Extracting Conversation Highlights using Dialog Acts
Online messaging platforms and virtual meetings have been a dominant mode of communication for many years now and more so in recent times. However, processing and condensing this data into useful snippets of information is still an on ongoing research problem. In this talk, I will introduce the concept of dialog acts to understand some semantics of these conversations and use them to highlight useful, actionable information. We will talk about dialog act datasets, models and their applications in different modes of conversation like multi-party meetings and chat messages.
*Meeting summaries are subjective and collecting annotations are expensive, but research shows participants find actionable-items to be key takeaways.
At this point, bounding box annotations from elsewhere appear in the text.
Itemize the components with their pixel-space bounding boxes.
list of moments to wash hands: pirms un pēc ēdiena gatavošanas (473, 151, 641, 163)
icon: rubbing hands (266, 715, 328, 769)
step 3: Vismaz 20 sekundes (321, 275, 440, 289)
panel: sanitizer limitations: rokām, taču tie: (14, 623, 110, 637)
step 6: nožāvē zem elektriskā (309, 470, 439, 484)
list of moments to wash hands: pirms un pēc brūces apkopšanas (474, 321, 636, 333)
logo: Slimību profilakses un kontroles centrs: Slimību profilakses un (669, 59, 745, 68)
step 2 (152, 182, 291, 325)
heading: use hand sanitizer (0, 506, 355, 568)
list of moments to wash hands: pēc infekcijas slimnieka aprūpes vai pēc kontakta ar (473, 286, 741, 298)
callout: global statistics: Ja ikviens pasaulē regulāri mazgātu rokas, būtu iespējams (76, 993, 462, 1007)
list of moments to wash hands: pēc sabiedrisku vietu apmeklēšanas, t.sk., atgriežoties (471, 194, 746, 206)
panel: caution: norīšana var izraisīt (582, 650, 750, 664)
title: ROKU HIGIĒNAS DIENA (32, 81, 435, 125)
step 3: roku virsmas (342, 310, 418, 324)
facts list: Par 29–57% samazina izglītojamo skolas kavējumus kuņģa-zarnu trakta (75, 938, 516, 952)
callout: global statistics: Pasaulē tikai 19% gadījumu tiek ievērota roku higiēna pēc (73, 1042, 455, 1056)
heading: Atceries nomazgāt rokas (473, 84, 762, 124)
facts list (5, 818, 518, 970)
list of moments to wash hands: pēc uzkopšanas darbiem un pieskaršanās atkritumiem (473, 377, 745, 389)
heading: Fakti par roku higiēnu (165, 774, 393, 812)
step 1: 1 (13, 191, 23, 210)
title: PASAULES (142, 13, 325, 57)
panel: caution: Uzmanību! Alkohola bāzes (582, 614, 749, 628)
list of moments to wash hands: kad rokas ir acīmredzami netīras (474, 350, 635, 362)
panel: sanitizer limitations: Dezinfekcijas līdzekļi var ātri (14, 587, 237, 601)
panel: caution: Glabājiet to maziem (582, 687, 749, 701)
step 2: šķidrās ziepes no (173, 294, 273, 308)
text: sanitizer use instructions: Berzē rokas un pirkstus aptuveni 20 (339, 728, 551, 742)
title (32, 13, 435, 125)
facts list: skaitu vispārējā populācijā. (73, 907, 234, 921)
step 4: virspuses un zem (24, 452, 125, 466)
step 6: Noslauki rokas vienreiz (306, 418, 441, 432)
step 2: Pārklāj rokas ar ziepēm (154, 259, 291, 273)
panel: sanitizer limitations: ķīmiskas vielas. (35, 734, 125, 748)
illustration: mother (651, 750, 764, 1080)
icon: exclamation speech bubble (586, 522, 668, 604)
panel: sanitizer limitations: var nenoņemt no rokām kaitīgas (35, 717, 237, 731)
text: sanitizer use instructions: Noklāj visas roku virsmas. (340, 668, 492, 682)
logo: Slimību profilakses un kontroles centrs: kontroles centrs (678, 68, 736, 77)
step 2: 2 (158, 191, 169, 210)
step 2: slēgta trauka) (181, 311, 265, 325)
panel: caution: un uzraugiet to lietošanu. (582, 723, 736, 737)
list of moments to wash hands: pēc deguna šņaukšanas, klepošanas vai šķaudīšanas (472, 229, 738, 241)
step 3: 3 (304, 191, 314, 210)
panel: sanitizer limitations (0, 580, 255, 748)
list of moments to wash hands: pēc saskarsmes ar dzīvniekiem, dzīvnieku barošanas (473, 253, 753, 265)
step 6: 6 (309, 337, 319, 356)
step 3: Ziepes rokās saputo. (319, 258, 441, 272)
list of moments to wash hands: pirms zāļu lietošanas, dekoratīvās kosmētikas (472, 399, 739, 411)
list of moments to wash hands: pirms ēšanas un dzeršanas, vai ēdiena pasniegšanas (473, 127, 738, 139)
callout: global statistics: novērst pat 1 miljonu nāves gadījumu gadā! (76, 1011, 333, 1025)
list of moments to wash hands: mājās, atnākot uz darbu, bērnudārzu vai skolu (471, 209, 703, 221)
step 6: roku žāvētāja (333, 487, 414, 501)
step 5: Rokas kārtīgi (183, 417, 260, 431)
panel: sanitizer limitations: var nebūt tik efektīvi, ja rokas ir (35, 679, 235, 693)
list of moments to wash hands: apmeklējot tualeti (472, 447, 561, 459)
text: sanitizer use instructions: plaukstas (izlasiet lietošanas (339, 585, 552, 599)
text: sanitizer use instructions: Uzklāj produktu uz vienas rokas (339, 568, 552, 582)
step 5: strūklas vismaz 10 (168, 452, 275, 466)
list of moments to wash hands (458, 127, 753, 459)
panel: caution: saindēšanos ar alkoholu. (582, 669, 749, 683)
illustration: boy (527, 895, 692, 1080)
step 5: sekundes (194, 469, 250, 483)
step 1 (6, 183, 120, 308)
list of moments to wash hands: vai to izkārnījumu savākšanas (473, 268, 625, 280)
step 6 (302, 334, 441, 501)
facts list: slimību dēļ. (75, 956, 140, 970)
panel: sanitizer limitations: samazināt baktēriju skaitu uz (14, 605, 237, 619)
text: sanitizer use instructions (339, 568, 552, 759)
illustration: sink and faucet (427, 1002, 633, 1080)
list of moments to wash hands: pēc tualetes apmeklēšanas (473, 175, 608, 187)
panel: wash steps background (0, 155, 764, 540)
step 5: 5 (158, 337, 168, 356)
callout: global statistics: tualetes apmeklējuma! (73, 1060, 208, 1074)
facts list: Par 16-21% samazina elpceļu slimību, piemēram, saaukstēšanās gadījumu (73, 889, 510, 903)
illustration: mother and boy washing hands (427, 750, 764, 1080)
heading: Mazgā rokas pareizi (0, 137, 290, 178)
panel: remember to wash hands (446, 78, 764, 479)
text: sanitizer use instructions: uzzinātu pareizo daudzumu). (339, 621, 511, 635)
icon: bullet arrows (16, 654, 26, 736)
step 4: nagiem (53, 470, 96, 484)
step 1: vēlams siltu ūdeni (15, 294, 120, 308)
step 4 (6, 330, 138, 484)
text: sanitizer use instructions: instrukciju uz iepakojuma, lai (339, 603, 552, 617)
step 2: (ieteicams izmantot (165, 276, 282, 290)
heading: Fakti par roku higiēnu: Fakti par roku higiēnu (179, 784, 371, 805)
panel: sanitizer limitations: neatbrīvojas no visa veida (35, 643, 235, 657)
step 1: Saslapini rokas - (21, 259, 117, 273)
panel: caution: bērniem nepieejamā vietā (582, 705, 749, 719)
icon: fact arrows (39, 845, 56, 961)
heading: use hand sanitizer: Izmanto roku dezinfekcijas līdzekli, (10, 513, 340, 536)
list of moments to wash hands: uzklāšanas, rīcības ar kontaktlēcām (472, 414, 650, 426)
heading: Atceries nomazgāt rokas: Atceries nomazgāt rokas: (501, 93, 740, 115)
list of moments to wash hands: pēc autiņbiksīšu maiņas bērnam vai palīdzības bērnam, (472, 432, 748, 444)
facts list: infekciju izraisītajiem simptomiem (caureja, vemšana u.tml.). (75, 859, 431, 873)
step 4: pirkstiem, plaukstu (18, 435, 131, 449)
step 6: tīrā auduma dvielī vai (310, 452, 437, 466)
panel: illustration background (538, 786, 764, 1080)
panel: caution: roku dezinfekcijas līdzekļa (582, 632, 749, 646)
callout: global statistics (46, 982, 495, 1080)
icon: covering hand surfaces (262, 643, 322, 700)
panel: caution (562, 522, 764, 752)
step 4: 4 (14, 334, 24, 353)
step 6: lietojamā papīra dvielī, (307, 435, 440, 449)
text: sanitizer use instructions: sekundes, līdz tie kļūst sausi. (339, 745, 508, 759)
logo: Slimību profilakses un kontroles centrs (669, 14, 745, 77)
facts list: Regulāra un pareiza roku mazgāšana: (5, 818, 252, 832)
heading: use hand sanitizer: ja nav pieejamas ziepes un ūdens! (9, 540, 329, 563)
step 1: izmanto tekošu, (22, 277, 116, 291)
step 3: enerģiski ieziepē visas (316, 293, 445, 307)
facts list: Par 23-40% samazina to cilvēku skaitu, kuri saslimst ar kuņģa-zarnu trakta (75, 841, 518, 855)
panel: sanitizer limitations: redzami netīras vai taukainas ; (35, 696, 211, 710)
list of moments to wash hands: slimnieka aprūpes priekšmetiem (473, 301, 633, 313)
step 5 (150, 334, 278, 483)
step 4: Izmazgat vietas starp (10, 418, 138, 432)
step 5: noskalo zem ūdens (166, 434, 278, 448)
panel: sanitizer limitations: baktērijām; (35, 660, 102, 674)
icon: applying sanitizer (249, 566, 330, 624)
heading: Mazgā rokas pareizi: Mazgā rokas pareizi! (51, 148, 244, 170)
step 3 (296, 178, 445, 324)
*Speech acts are used to understand the structure of a conversation and a subset of them can serve as a proxy for identifying these actionable-items.
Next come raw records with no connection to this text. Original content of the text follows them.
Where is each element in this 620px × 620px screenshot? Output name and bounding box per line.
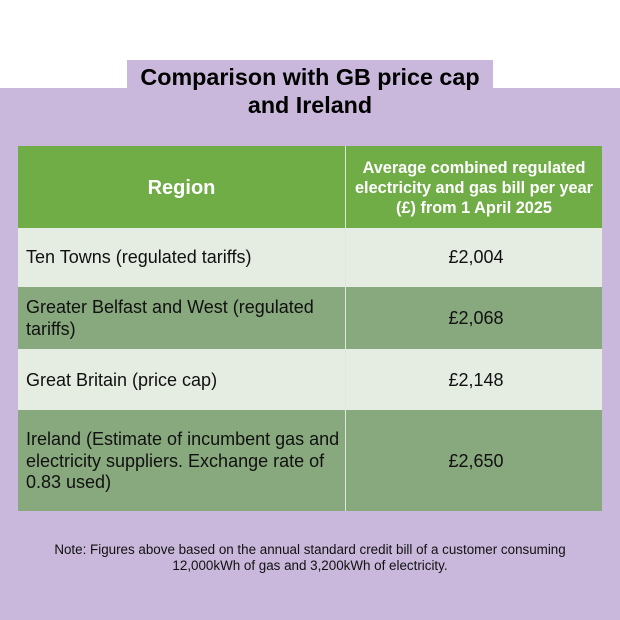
row: Greater Belfast label bbox=[18, 287, 345, 349]
title bbox=[140, 64, 480, 118]
row: Ten Towns value bbox=[346, 228, 602, 287]
row: Great Britain value: £2,148 bbox=[448, 370, 504, 390]
row: Greater Belfast label: tariffs) bbox=[26, 318, 76, 338]
row: Greater Belfast value: £2,068 bbox=[448, 308, 504, 328]
header cell: average bill: electricity and gas bill per year bbox=[355, 179, 593, 197]
header cell: region bbox=[18, 146, 345, 228]
header cell: average bill bbox=[346, 146, 602, 228]
title tab bbox=[127, 60, 493, 88]
header cell: average bill: Average combined regulated bbox=[363, 159, 585, 177]
row: Ireland label: Ireland (Estimate of incumbent gas and bbox=[26, 429, 339, 449]
row: Ireland label: 0.83 used) bbox=[26, 472, 111, 492]
row: Ireland label: electricity suppliers. Exchange rate of bbox=[26, 450, 324, 470]
row: Ireland value bbox=[346, 410, 602, 511]
row: Great Britain label bbox=[18, 349, 345, 410]
row: Ten Towns value: £2,004 bbox=[448, 247, 504, 267]
footnote: Note: Figures above based on the annual standard credit bill of a customer consuming bbox=[54, 542, 566, 557]
header cell: average bill: (£) from 1 April 2025 bbox=[396, 199, 552, 217]
row: Ireland label bbox=[18, 410, 345, 511]
row: Ten Towns label: Ten Towns (regulated tariffs) bbox=[26, 247, 251, 267]
footnote: 12,000kWh of gas and 3,200kWh of electricity. bbox=[172, 558, 448, 573]
row: Ten Towns label bbox=[18, 228, 345, 287]
comparison table bbox=[18, 146, 602, 511]
footnote bbox=[54, 542, 566, 573]
title: Comparison with GB price cap bbox=[140, 64, 480, 90]
row: Great Britain label: Great Britain (price cap) bbox=[26, 370, 217, 390]
row: Greater Belfast value bbox=[346, 287, 602, 349]
header cell: region: Region bbox=[148, 177, 215, 199]
row: Ireland value: £2,650 bbox=[448, 451, 504, 471]
row: Greater Belfast label: Greater Belfast and West (regulated bbox=[26, 297, 314, 317]
row: Great Britain value bbox=[346, 349, 602, 410]
title: and Ireland bbox=[248, 92, 372, 118]
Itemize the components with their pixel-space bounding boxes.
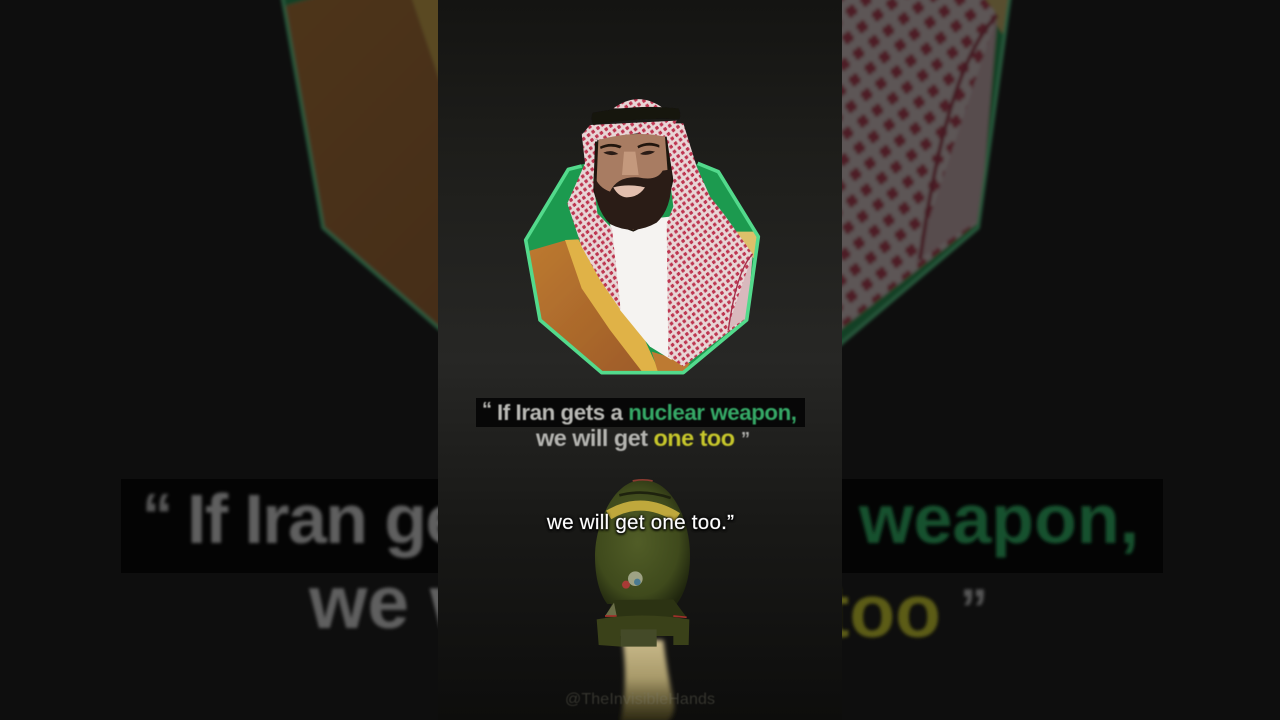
enlarged quote text: we will get [308, 560, 684, 644]
bomb body [595, 480, 690, 604]
enlarged quote text [142, 480, 1139, 653]
enlarged quote text: ” [960, 577, 988, 640]
enlarged quote text: too [824, 569, 941, 653]
panel: blurred backdrop [121, 0, 1163, 653]
emblem [622, 571, 643, 589]
rocket flame [620, 640, 674, 720]
quote text: we will get one too [535, 425, 735, 451]
quote text: “ [482, 399, 492, 421]
subtitle caption: we will get one too.” [546, 511, 734, 534]
nose tip [633, 480, 653, 481]
bomb collar and fins [605, 599, 687, 617]
bomb base ring [597, 615, 689, 647]
quote text: If Iran gets a nuclear weapon, [497, 400, 797, 425]
watermark: @TheInvisibleHands [565, 691, 715, 708]
panel: central video frame [438, 0, 842, 720]
yellow band [609, 506, 677, 517]
enlarged quote text: If Iran gets a [187, 480, 580, 558]
enlarged quote text: weapon, [858, 480, 1139, 558]
portrait enlargement [278, 0, 1020, 400]
enlarged quote bar [121, 479, 1163, 573]
dark band [619, 493, 671, 498]
enlarged quote text: “ [142, 482, 173, 551]
quote text: ” [741, 429, 750, 449]
icon: nuclear bomb rocket [595, 480, 690, 720]
quote bar [476, 398, 805, 427]
panel background [438, 0, 842, 720]
portrait: man in keffiyeh inside green polygon [526, 99, 760, 373]
quote text [482, 399, 797, 451]
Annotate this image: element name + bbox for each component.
*Pretrained models fine-tuned even on small datasets can achieve good accuracies in identifying speech acts that are useful for the task.
Varsha Embar is a Senior Machine Learning Engineer at MindMeld, Cisco, where she builds production level conversational interfaces. She works on improving the core Natural Language Processing platform, including features and algorithms for low-resource settings, and tackles challenging problems such as summarization and action item detection in noisy meeting transcripts. Prior to MindMeld, Varsha earned her Master’s degree in Machine Learning and Natural Language Processing from Carnegie Mellon University.